You can use the gocertifi package as follows:

import "github.com/certifi/gocertifi"

certPool, err := gocertifi.CACerts()

You can use the returned *x509.CertPool as part of an HTTP transport, for example:

import (
	"net/http"
	"crypto/tls"
)

// Setup an HTTP client with a custom transport
transport := &http.Transport{
	Proxy: ProxyFromEnvironment,
	DialContext: (&net.Dialer{
		Timeout:   30 * time.Second,
		KeepAlive: 30 * time.Second,
		DualStack: true,
	}).DialContext,
	ForceAttemptHTTP2:     true,
	MaxIdleConns:          100,
	IdleConnTimeout:       90 * time.Second,
	TLSHandshakeTimeout:   10 * time.Second,
	ExpectContinueTimeout: 1 * time.Second,
}
// or, starting with go1.13 simply use:
// transport := http.DefaultTransport.(*http.Transport).Clone()

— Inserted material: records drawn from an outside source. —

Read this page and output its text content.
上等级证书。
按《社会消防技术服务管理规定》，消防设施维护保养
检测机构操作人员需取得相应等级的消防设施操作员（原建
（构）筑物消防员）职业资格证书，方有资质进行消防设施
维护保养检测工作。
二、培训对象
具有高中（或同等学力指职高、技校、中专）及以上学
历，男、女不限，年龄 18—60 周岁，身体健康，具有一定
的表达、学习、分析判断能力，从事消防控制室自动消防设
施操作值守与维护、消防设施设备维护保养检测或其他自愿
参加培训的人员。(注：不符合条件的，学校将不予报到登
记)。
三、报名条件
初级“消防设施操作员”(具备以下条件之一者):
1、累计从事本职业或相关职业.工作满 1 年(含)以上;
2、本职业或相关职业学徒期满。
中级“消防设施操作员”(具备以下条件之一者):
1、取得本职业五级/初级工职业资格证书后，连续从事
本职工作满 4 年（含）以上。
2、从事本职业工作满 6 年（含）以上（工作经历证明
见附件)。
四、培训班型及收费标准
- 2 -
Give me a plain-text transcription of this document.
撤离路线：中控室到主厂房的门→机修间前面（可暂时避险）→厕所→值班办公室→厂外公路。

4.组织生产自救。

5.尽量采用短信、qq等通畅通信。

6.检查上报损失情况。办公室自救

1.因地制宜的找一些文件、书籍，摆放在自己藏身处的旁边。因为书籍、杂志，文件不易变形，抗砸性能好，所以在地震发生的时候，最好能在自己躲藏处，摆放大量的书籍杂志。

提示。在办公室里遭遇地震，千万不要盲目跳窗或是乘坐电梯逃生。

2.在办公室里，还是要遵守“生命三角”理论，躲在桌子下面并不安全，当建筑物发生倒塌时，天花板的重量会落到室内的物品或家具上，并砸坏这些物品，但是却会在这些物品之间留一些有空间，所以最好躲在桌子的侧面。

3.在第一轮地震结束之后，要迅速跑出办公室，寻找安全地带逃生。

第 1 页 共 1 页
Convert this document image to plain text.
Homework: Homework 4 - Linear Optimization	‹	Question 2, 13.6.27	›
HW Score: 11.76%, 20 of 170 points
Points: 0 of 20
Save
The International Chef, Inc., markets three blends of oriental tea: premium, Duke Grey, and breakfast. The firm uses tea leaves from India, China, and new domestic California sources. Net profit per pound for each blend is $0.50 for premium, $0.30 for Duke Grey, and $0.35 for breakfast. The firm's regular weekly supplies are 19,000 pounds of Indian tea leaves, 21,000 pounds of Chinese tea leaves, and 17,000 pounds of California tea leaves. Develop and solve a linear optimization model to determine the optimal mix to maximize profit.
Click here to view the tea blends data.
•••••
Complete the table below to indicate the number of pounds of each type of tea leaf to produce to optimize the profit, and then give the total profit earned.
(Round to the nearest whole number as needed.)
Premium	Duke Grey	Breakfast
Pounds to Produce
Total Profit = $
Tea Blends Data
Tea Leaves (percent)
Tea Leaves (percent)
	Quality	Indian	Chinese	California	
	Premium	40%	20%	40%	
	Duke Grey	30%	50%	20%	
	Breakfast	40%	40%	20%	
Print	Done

transport.TLSClientConfig = &tls.Config{RootCAs: certPool}
client := &http.Client{Transport: transport}

// Make an HTTP request using our custom transport
resp, err := client.Get("https://example.com")

Detailed Documentation

Import as follows:

import "github.com/certifi/gocertifi"

Functions

func CACerts() (*x509.CertPool, error)

CACerts builds an X.509 certificate pool containing the Mozilla CA Certificate bundle. This can't actually error and always returns successfully with nil as the error. This will be replaced in v2 to only return the CertPool.